Eşsiz Don Kişot'ta geçen bir meseldir bu; hakaretin elbette iyi bir şey olmadığını ama aşağılamanın bundan besbeter bir şey olduğunu anlatır.
Tokat atanın hiç çekinmeden öylece durduğu yerde durması, tokadı yiyen için hakikaten de korkunç bir aşağılamadır. Tokadı atan böylelikle "Hiç çekinilecek biri değilsin, zerrece kıymetin yok" demeye getiriyordur; "Kimsin ki sen? Hiç umurumda değilsin!"
Direniş sanatı
Türkiye toplumu yıllardır, bu anlamda, hem "hakarete uğruyor" hem de "aşağılanıyor". Türkiye toplumu yıllardır sağlı sollu bir yığın tokat yiyor ve o tokatları atanlar (kaçıp gitmek de ne demek) hiçbir yere kımıldamadan, durdukları yerde öylece duruyorlar.

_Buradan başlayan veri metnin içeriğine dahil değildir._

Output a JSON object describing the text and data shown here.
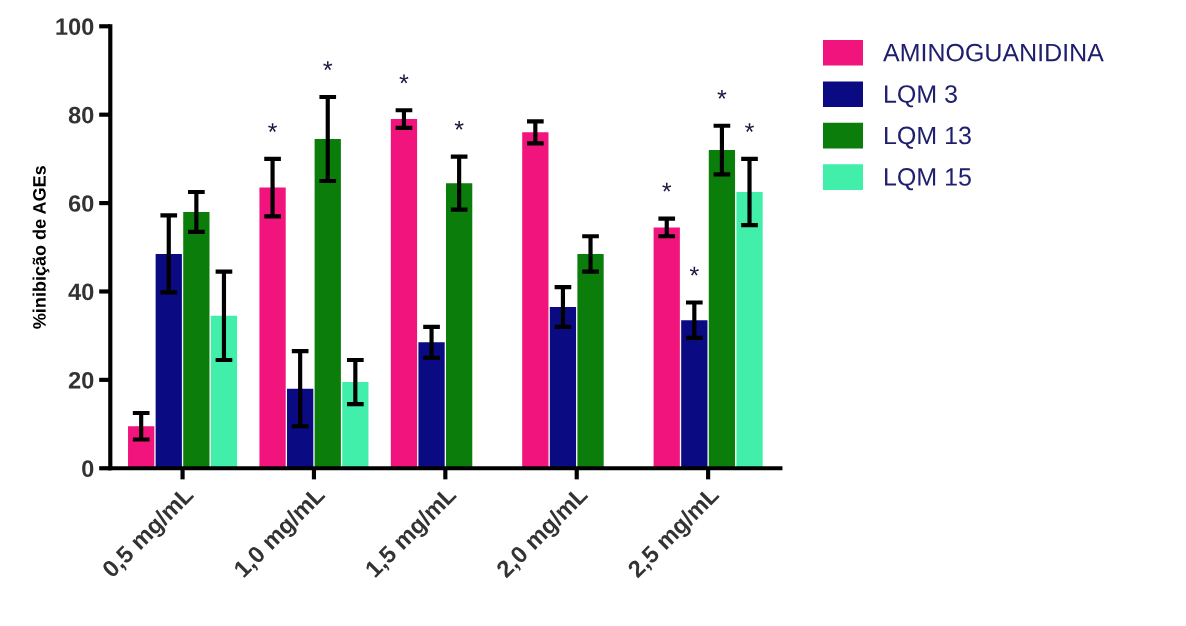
{
  "chart_data": {
    "type": "bar",
    "ylabel": "%inibição de AGEs",
    "categories": [
      "0,5 mg/mL",
      "1,0 mg/mL",
      "1,5 mg/mL",
      "2,0 mg/mL",
      "2,5 mg/mL"
    ],
    "series": [
      {
        "name": "AMINOGUANIDINA",
        "color": "#f0147c",
        "values": [
          9.5,
          63.5,
          79,
          76,
          54.5
        ],
        "errors": [
          3,
          6.5,
          2,
          2.5,
          2
        ],
        "value_labels": [
          null,
          "*",
          "*",
          null,
          "*"
        ]
      },
      {
        "name": "LQM 3",
        "color": "#0a0a82",
        "values": [
          48.5,
          18,
          28.5,
          36.5,
          33.5
        ],
        "errors": [
          8.7,
          8.5,
          3.5,
          4.5,
          4
        ],
        "value_labels": [
          null,
          null,
          null,
          null,
          "*"
        ]
      },
      {
        "name": "LQM 13",
        "color": "#0a7d0a",
        "values": [
          58,
          74.5,
          64.5,
          48.5,
          72
        ],
        "errors": [
          4.5,
          9.5,
          6,
          4,
          5.5
        ],
        "value_labels": [
          null,
          "*",
          "*",
          null,
          "*"
        ]
      },
      {
        "name": "LQM 15",
        "color": "#41eeaa",
        "values": [
          34.5,
          19.5,
          null,
          null,
          62.5
        ],
        "errors": [
          10,
          5,
          null,
          null,
          7.5
        ],
        "value_labels": [
          null,
          null,
          null,
          null,
          "*"
        ]
      }
    ],
    "ylim": [
      0,
      100
    ],
    "yticks": [
      0,
      20,
      40,
      60,
      80,
      100
    ],
    "grid": false,
    "legend": "top right"
  }
}
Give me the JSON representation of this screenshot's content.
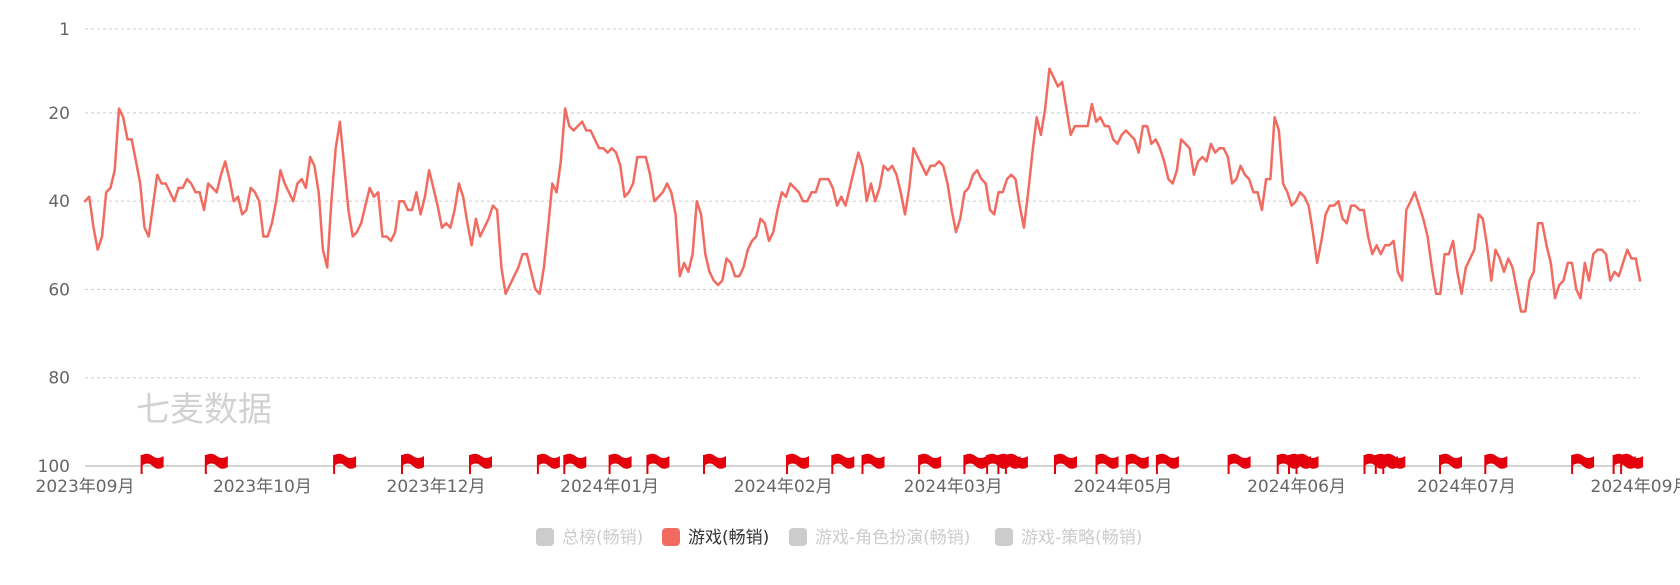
{
  "watermark": "七麦数据",
  "chart_data": {
    "type": "line",
    "title": "",
    "xlabel": "",
    "ylabel": "",
    "y_inverted": true,
    "ylim": [
      1,
      100
    ],
    "yticks": [
      1,
      20,
      40,
      60,
      80,
      100
    ],
    "grid": true,
    "legend_position": "bottom",
    "x_tick_labels": [
      "2023年09月",
      "2023年10月",
      "2023年12月",
      "2024年01月",
      "2024年02月",
      "2024年03月",
      "2024年05月",
      "2024年06月",
      "2024年07月",
      "2024年09月"
    ],
    "x_tick_dates": [
      "2023-09-01",
      "2023-10-18",
      "2023-12-03",
      "2024-01-18",
      "2024-03-04",
      "2024-04-18",
      "2024-06-02",
      "2024-07-18",
      "2024-09-01",
      "2024-10-17"
    ],
    "legend": [
      {
        "name": "总榜(畅销)",
        "color": "#cccccc",
        "active": false
      },
      {
        "name": "游戏(畅销)",
        "color": "#f26b61",
        "active": true
      },
      {
        "name": "游戏-角色扮演(畅销)",
        "color": "#cccccc",
        "active": false
      },
      {
        "name": "游戏-策略(畅销)",
        "color": "#cccccc",
        "active": false
      }
    ],
    "series": [
      {
        "name": "游戏(畅销)",
        "color": "#f26b61",
        "x_start": "2023-09-01",
        "x_end": "2024-10-17",
        "values": [
          40,
          39,
          46,
          51,
          48,
          38,
          37,
          33,
          19,
          21,
          26,
          26,
          31,
          36,
          46,
          48,
          41,
          34,
          36,
          36,
          38,
          40,
          37,
          37,
          35,
          36,
          38,
          38,
          42,
          36,
          37,
          38,
          34,
          31,
          35,
          40,
          39,
          43,
          42,
          37,
          38,
          40,
          48,
          48,
          45,
          40,
          33,
          36,
          38,
          40,
          36,
          35,
          37,
          30,
          32,
          38,
          51,
          55,
          40,
          28,
          22,
          32,
          42,
          48,
          47,
          45,
          41,
          37,
          39,
          38,
          48,
          48,
          49,
          47,
          40,
          40,
          42,
          42,
          38,
          43,
          39,
          33,
          37,
          41,
          46,
          45,
          46,
          42,
          36,
          39,
          45,
          50,
          44,
          48,
          46,
          44,
          41,
          42,
          55,
          61,
          59,
          57,
          55,
          52,
          52,
          56,
          60,
          61,
          55,
          46,
          36,
          38,
          31,
          19,
          23,
          24,
          23,
          22,
          24,
          24,
          26,
          28,
          28,
          29,
          28,
          29,
          32,
          39,
          38,
          36,
          30,
          30,
          30,
          34,
          40,
          39,
          38,
          36,
          38,
          43,
          57,
          54,
          56,
          52,
          40,
          43,
          52,
          56,
          58,
          59,
          58,
          53,
          54,
          57,
          57,
          55,
          51,
          49,
          48,
          44,
          45,
          49,
          47,
          42,
          38,
          39,
          36,
          37,
          38,
          40,
          40,
          38,
          38,
          35,
          35,
          35,
          37,
          41,
          39,
          41,
          37,
          33,
          29,
          32,
          40,
          36,
          40,
          37,
          32,
          33,
          32,
          34,
          38,
          43,
          37,
          28,
          30,
          32,
          34,
          32,
          32,
          31,
          32,
          36,
          42,
          47,
          44,
          38,
          37,
          34,
          33,
          35,
          36,
          42,
          43,
          38,
          38,
          35,
          34,
          35,
          41,
          46,
          38,
          29,
          21,
          25,
          19,
          10,
          12,
          14,
          13,
          19,
          25,
          23,
          23,
          23,
          23,
          18,
          22,
          21,
          23,
          23,
          26,
          27,
          25,
          24,
          25,
          26,
          29,
          23,
          23,
          27,
          26,
          28,
          31,
          35,
          36,
          33,
          26,
          27,
          28,
          34,
          31,
          30,
          31,
          27,
          29,
          28,
          28,
          30,
          36,
          35,
          32,
          34,
          35,
          38,
          38,
          42,
          35,
          35,
          21,
          24,
          36,
          38,
          41,
          40,
          38,
          39,
          41,
          47,
          54,
          49,
          43,
          41,
          41,
          40,
          44,
          45,
          41,
          41,
          42,
          42,
          48,
          52,
          50,
          52,
          50,
          50,
          49,
          56,
          58,
          42,
          40,
          38,
          41,
          44,
          48,
          55,
          61,
          61,
          52,
          52,
          49,
          56,
          61,
          55,
          53,
          51,
          43,
          44,
          50,
          58,
          51,
          53,
          56,
          53,
          55,
          60,
          65,
          65,
          58,
          56,
          45,
          45,
          50,
          54,
          62,
          59,
          58,
          54,
          54,
          60,
          62,
          54,
          58,
          52,
          51,
          51,
          52,
          58,
          56,
          57,
          54,
          51,
          53,
          53,
          58
        ]
      }
    ],
    "event_markers": [
      "2023-09-16",
      "2023-10-03",
      "2023-11-06",
      "2023-11-24",
      "2023-12-12",
      "2023-12-30",
      "2024-01-06",
      "2024-01-18",
      "2024-01-28",
      "2024-02-12",
      "2024-03-05",
      "2024-03-17",
      "2024-03-25",
      "2024-04-09",
      "2024-04-21",
      "2024-04-27",
      "2024-04-30",
      "2024-05-02",
      "2024-05-15",
      "2024-05-26",
      "2024-06-03",
      "2024-06-11",
      "2024-06-30",
      "2024-07-13",
      "2024-07-16",
      "2024-07-18",
      "2024-08-05",
      "2024-08-08",
      "2024-08-10",
      "2024-08-25",
      "2024-09-06",
      "2024-09-29",
      "2024-10-10",
      "2024-10-12"
    ]
  }
}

Mesela… Her gelen "Sosyal devlete harcayacak paramız yok!" diyor ama hepsi de kamu bütçesiyle, yani halkın parasıyla, kendi dönemlerinin zenginlerini bir güzel yaratıveriyor.
Burada hakaret de vardır aşağılama da: "Zerrece kıymetin yok!"
Mesela… Hem uluslararası bütün ölçeklerde insan ve yaşam kalitemiz her geçen gün aşağı doğru iniyor, hem de toplumun kendisini ilgilendiren konularda karar alma süreçlerine demokratik katılımını engelleyen kısıtlamalar kademeli biçimde artmaya devam ediyor.
Burada hakaret de vardır, aşağılama da: "Umurumda değilsin!"
Ve daha nicesi…
"Hakaret" ve "aşağılama" aşikâr ama muhatap olan toplumun tepkisi net olarak açığa çıkmış değil. Açığa çıkacak bir tepkisinin olup olmadığı da muamma.
Ama belli de olmaz.
Zira, belki de "direniş sanatı" denilen türden bir taktiktir onunki de! Bu toplumun da belki bir "kamusal" bir de "gizli" senaryosu vardır, kim bilir! Hani şu "akıllı köylü" gibi, efendisinin önünde yerlere kadar eğilirken sessizce osuran…
Kendini aldatmaya bırakma
Direniş sanatları deyimi, bildiğiniz gibi, devlet ve piyasa ile dolaysızca karşı karşıya gelerek yüzleşmekten kaçınan yönelimler için kullanılıyor. Mesela kendini muhalif zanneden bir kesimin atılan tokatlara sosyal medya coşkunluğuyla cevap vermesi, esprili caps'ler, "laf sokma"lar, nükteler ve mavralarla bezeli "şenlikli muhalefet"i, tastamam böyle bir şey.
Bir kesim bunu tercih etmiş ve halihazırda sürdürmekteyken, toplumun geneli de direniş sanatının bir başka türü olarak "kendini aldatmaya bırakmış" olabilir.
"O da ne demek!" demeyin. Aslında biliyorsunuz. Ama ille de hatırlatmak gerekirse… (Çünkü okuma yazma bilmeyen köleye geometri problemi çözdüren Sokrat'a göre, bilmek hatırlamaktır...) Evet, ille de hatırlatmak gerekirse…
Ama bunun için teorinin çetin diline hiç bulaşmayalım, dilerseniz edebiyattan yardım alalım.
Stendhal, Kızıl ve Kara romanında, manastır bürokrasisi içinde yükselmenin yolunu bulmuş Sixte-Quint adlı papazın sırrını dile getirirken, aslında "kendini aldatmaya bırakma" denilen direniş sanatının bir örneğini verir. Papazın sırrını şöyle ifade ediyor büyük yazar:
"Her dakika ikiyüzlülük etmek de ne kadar zor şey! Herakles'in gördüğü ağır işler bunun yanında soluk kalır. Yeni çağın Herakles'i, kendisini bütün gençliğinde kibirli diye tanıyan kırk kardinali ardı ardına tam on beş yıl tevazu göstererek aldatan Sixte-Quint'dir."
İşte böyle.
Belki bu toplum da yeni çağın Herakles'i… Belki o da toplumları bütün geçmişinde öfkeli ve gururlu diye tanımış muktedirleri kırk yıldır tevazu göstererek aldatıyor, kim bilir!